Research in the first round of OPPERA, published in the Journal of Pain, showed that people with disorders of long-term jaw pain were much more sensitive to mildly painful sensations elsewhere in the body, more aware of body sensations, and experienced greater heart rate increases under mild stress. The findings provided new insights into potential causes of temporomandibular joint disorders (TMJD). In response to those findings, Greenspan says, "There is a real difference. People with TMJ[D]are more sensitive than those without TMJ[D] on parts of the body other than the jaw. To us it means the nervous system for interpreting pain information is now altered. We think that general heightened pain sensitivity is part of the chronic pain problem."
"Chronic pain is a substantial health problem-one that we're just starting to truly understand-that plagues more than 100 million U.S. citizens," says Maixner. "OPPERA II is critical to furthering our knowledge about human pain conditions. Once we better understand the causes of chronic pain and how one type of pain condition relates to another, we'll be better able to treat those who suffer daily from these disorders."

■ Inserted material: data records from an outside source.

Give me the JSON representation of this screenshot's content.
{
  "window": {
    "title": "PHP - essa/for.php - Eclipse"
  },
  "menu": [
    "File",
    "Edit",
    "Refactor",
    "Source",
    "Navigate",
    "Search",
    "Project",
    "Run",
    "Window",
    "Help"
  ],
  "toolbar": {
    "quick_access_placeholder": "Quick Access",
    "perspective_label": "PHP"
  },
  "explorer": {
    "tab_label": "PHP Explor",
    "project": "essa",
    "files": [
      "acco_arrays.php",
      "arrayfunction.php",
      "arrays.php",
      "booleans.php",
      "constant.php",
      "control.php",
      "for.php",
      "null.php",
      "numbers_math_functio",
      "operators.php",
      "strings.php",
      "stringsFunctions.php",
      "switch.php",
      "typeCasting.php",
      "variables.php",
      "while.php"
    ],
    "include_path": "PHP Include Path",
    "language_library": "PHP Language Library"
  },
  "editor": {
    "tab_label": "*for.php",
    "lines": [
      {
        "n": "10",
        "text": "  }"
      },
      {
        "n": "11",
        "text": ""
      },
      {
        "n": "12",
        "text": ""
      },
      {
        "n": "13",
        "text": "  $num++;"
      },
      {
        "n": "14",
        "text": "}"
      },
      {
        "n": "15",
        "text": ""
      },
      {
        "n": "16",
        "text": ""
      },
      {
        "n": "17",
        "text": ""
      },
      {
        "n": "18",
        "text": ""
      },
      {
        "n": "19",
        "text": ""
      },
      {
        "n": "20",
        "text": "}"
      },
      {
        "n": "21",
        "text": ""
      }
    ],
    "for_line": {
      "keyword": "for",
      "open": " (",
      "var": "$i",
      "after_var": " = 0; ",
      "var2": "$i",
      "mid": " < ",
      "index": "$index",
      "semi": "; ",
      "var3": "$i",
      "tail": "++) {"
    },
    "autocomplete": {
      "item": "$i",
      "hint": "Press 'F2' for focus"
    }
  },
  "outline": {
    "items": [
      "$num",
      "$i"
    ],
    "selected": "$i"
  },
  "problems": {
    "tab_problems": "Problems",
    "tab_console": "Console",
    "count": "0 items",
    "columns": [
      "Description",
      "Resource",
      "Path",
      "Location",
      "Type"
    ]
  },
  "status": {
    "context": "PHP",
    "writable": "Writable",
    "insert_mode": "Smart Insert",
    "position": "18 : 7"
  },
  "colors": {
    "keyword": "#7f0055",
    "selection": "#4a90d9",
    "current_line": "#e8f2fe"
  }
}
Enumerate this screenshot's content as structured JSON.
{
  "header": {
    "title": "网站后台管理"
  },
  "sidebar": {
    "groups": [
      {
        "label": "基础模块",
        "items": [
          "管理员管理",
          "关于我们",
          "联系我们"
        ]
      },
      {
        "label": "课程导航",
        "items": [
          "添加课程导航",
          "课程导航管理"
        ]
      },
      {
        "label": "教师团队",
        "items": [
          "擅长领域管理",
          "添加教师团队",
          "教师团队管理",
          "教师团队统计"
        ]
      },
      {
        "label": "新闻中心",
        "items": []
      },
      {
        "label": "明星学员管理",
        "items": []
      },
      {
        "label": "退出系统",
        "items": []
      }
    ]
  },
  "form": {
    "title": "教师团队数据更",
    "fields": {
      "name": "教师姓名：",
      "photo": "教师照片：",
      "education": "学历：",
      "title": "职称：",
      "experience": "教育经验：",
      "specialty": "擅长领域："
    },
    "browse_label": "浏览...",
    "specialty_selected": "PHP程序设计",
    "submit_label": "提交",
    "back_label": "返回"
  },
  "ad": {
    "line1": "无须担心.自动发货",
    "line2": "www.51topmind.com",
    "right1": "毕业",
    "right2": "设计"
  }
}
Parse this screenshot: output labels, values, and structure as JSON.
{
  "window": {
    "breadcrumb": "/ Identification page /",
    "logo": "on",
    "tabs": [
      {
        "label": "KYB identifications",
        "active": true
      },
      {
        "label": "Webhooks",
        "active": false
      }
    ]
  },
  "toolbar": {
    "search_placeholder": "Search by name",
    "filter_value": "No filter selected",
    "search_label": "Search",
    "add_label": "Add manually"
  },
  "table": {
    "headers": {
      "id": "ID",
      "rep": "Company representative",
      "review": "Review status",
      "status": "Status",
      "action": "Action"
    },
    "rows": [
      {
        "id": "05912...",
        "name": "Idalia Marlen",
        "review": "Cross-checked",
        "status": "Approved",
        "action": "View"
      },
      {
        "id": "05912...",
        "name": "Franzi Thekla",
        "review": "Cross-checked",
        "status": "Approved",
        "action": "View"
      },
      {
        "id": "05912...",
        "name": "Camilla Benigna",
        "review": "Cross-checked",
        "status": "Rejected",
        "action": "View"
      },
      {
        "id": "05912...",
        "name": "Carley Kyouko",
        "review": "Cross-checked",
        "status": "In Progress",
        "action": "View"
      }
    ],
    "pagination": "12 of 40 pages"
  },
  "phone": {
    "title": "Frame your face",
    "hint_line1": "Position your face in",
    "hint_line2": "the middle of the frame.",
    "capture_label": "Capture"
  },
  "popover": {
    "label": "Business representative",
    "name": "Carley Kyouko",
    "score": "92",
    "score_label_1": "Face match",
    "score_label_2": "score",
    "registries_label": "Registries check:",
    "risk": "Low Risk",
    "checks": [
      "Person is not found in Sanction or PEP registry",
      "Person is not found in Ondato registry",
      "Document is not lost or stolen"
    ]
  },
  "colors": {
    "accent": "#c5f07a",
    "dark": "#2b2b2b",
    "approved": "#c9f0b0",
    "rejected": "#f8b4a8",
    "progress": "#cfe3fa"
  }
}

"Many chronic pain conditions, including chronic orofacial pain, are varied and complex in their etiologies and mechanisms," says Greenspan, principal investigator at UM. "It takes a large team of investigators, as we have assembled for the OPPERA studies, to attempt to understand the basis for chronic pain conditions, which include physiological, psychological, behavioral, and genetic factors." While all the university sites are conducting coordinated evaluations of study recruits, each site has made specific contributions to the project. UM has been particularly responsible for the development of protocols for pain sensitivity testing, which have been part of work carried out in UM's Brotman Orofacial Pain Center and Organized Research Center for Persistent Pain for more than 15 years.
The OPPERA II program will enroll 3,000 new participants and conduct follow-up assessments of them and of 3,200 adults previously studied in the OPPERA I program. The investigators will assess behaviors, psychological characteristics, genetic factors, and other biological mechanisms that contribute to the onset and persistence of common chronic pain conditions like TMD, headaches, low back pain, abdominal pain, and widespread pain. Researchers will look for commonalities as well as unique risk factors and biological mechanisms among the pain types.
"One thing we hope to accomplish is the identification of risk factors and biological mechanisms that cause the pain conditions to transition from an initial acute state to a persistent chronic state," says Maixner. "Most clinical pain conditions disappear with time, but certain individuals are susceptible to developing chronic pain states. We hope to identify environmental events and biological processes that mediate the transition from acute to chronic pain. We also intend to identify the underlying biological processes that permit the co-expression of common chronic pain conditions that overlap with TMD. By identifying these risk factors and biological pathways we will be able to provide diagnoses based on the mechanisms mediating the pain, which will hopefully provide better treatment approaches for millions of chronic pain sufferers."
Other organizations assisting with the research are the University of Washington, led by Bruce Weir, PhD, and Harvard University, led by Shamil Sunyaev, PhD.